This weekend P and I were given the opportunity to volunteer at the First Descents tent at the Philly LiveSTRONG Challenge.
You know, the Universe works in beautiful ways: this weekend marked one year since I started chemotherapy pre-transplant. One year ago, I was sick as a dog and laying in a hospital being pumped with poinson. I was unsure of my life in the short-term, but never imagined that P and I would be here one year later. This weekend we were smiling, laughing, and soaking in the sun (OK, not really, I was in a tent I PROMISE DR.PORTER!) and savoring this life. It was and honor to be representing First Descents and even better to do it at LiveSTRONG Challenge, surrounded by strong and inspiring survivors and supporters.
I will not lie here, I am a huge fan of Lance Armstrong and the LiveSTRONG Foundation. His book, It's Not About the Bike: My Journey Back to Life is one of the only cancer-y books that really, DEEPLY spoke to me (no pun intended). Seeing him today, in person, ON HIS BIKE, was an experience to cross off my bucket list. Also, please check out Movember, a moustache growing charity event held during November each year that raises funds and awareness for men's health. We spent the weekend next to these fellows and what they do is so, so important.
Setting up!
Another FD camper, Dobo, stopped by after running the 10k. Great to meet you, Dobo!
First Descents Tent
Was so proud to have a yellow Survivor card to wear
Lance Armstrong addressing attendees and racers before the 100 Mile race start.
100 Milers
Lance, kicking things off.
Ominous clouds rolled in, bringing thunder and lightening and ending the event a few hours early.
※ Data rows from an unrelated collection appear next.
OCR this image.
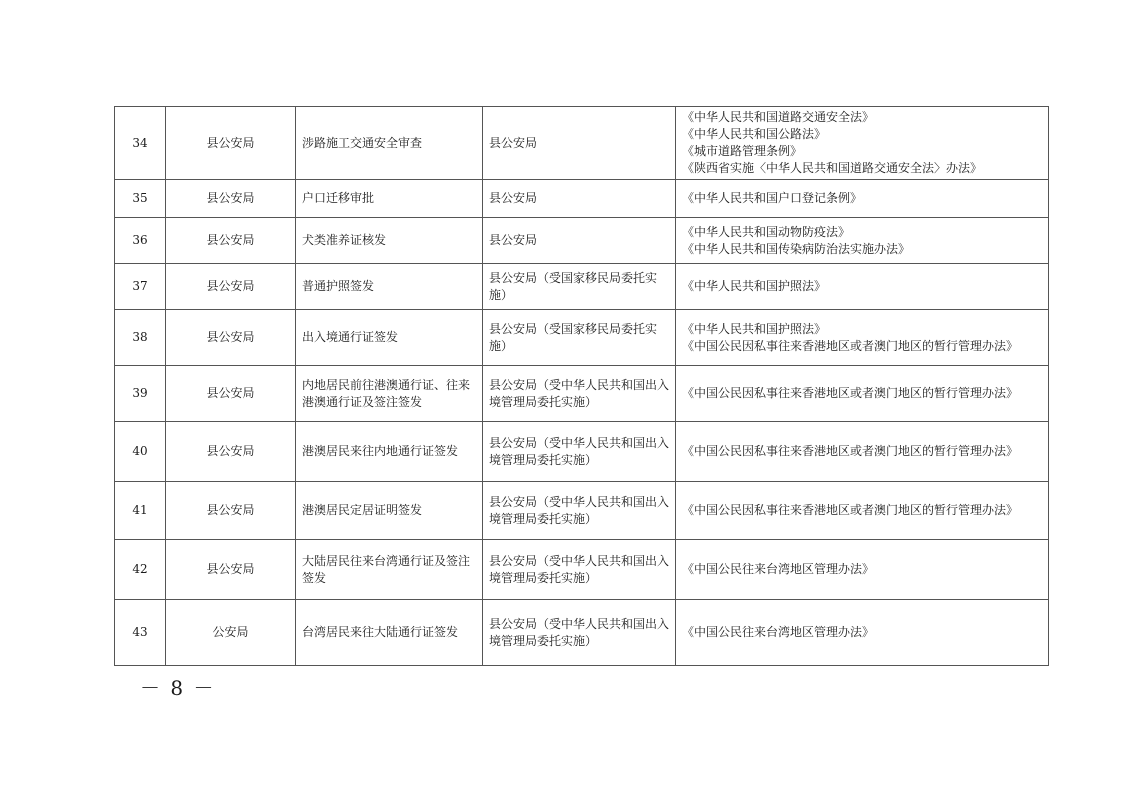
34	县公安局	涉路施工交通安全审查	县公安局	《中华人民共和国道路交通安全法》
《中华人民共和国公路法》
《城市道路管理条例》
《陕西省实施〈中华人民共和国道路交通安全法〉办法》

35	县公安局	户口迁移审批	县公安局	《中华人民共和国户口登记条例》

36	县公安局	犬类准养证核发	县公安局	《中华人民共和国动物防疫法》
《中华人民共和国传染病防治法实施办法》

37	县公安局	普通护照签发	县公安局（受国家移民局委托实施）	《中华人民共和国护照法》

38	县公安局	出入境通行证签发	县公安局（受国家移民局委托实施）	《中华人民共和国护照法》
《中国公民因私事往来香港地区或者澳门地区的暂行管理办法》

39	县公安局	内地居民前往港澳通行证、往来港澳通行证及签注签发	县公安局（受中华人民共和国出入境管理局委托实施）	《中国公民因私事往来香港地区或者澳门地区的暂行管理办法》

40	县公安局	港澳居民来往内地通行证签发	县公安局（受中华人民共和国出入境管理局委托实施）	《中国公民因私事往来香港地区或者澳门地区的暂行管理办法》

41	县公安局	港澳居民定居证明签发	县公安局（受中华人民共和国出入境管理局委托实施）	《中国公民因私事往来香港地区或者澳门地区的暂行管理办法》

42	县公安局	大陆居民往来台湾通行证及签注签发	县公安局（受中华人民共和国出入境管理局委托实施）	《中国公民往来台湾地区管理办法》

43	公安局	台湾居民来往大陆通行证签发	县公安局（受中华人民共和国出入境管理局委托实施）	《中国公民往来台湾地区管理办法》
－ 8 －
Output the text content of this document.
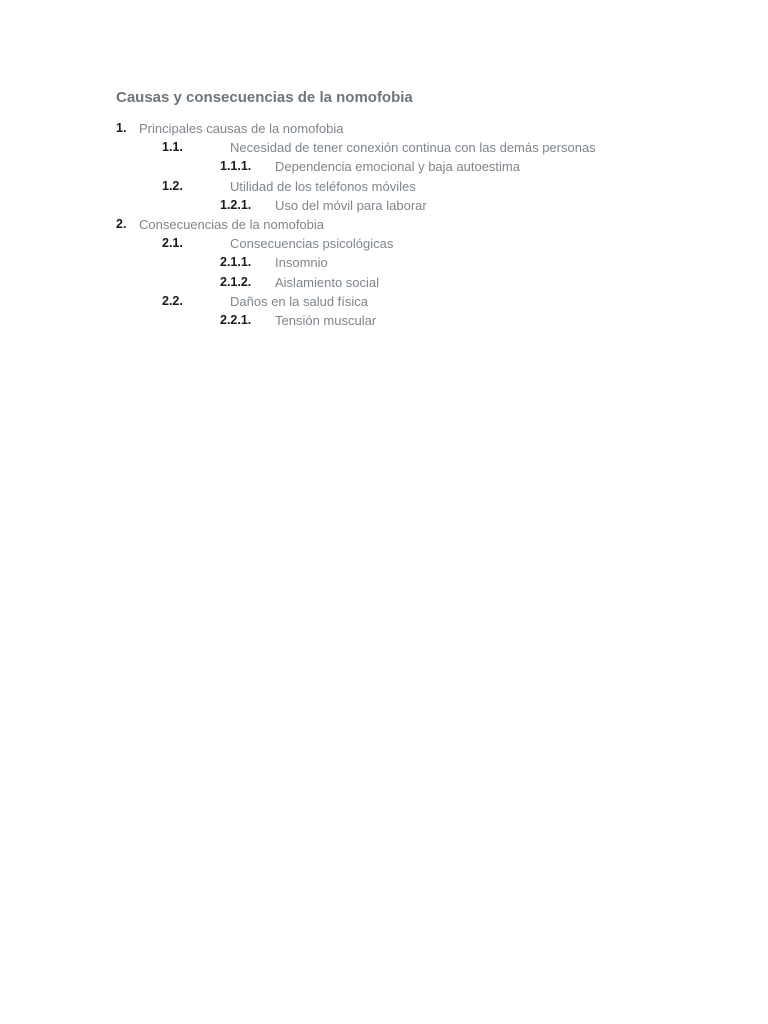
Causas y consecuencias de la nomofobia
1. Principales causas de la nomofobia
1.1.	Necesidad de tener conexión continua con las demás personas
1.1.1. Dependencia emocional y baja autoestima
1.2.	Utilidad de los teléfonos móviles
1.2.1. Uso del móvil para laborar
2. Consecuencias de la nomofobia
2.1.	Consecuencias psicológicas
2.1.1. Insomnio
2.1.2. Aislamiento social
2.2.	Daños en la salud física
2.2.1. Tensión muscular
Monday morning, Montreal will be laid to rest. Tonight I pray that his family finds comfort. My heart will be in Texas tomorrow.
My friend and CML transplant buddy, Montreal, who sat with me in clinic, messaged late at night to check in, laughed with me when I fell on my ass (and helped me back up) and reached out to so many in the Young Adult community at MDA, went home to heaven this morning.
I....there isn't much that I can write here that can explain how heart broken I am for him and his family and loved ones.
He was a special young man and I am grateful, to say the least, for the moments I was blessed to share with him. He is whole now. Healthy and happy. A spiritual young man who is no doubt safe in the Kingdom of Heaven. He was not well the last time P and I saw him in Houston, I pray that he is comfortable now.
Thank you, Montreal. You were a good friend and a strong fighter. You reached out to so many and were well loved. Rest with the angels, friend.
These late summer days and hours, moments even, hold more leaden weight than I could have foreseen.
Just a day or so ago I commented to a friend that I hardly realized that my 'First Birthday' was approaching as things feel so darn...normal...around here. Appropriate, also, that this conversation took place after a yoga class where the theme was approaching life and practice as a newborn, to the fullest, without limitation.
This morning, after doing my morning Sun Salutations (650..350 to go!), I switched on the television for some noise while I got dressed. As fate would have it (I will not call it luck, though maybe I should...), the boob tube was already tuned in to VH1, which was playing music videos. Who knew they did that anymore. Anyway, my timing being as impeccable as ever, this was the video that began as if on cue from my remote (go ahead, watch it. grab some Kleenex):
Right. After I stopped sobbing, I turned off the TV and sat down to reflect. A strange word, that. 'Reflect'. This song reminded me so much of Sarah Chidgey. As in, I could see her face again. Hear her. I'm not typically one for this sort of thinking but, and please don't judge here, I felt like there was a reason why I switched on this song when I did. That I thought of her nearly a year to the day from the moment I met her. During my reflection I became honest to myself that, as much as I pretend to be tough, pretend that I have strength, that I was maybe never terribly fearful except for a few moments of absolute weakness, I am deeply, DEEPLY terrified of dying young. Not even just fearful dying, that in looking into my reflection I realized that I didn't want to have this life severed before I could make a mark on the world. Sarah did that. Sarah is still doing that. There is a great wide world of life that I've yet to see and do, taking these memories with me and giving. Paying it forward and back and onward. To make a difference in this world that has nothing to do with being 'known'. That has to do with being a servant and being unknown but giving to make a change that is known.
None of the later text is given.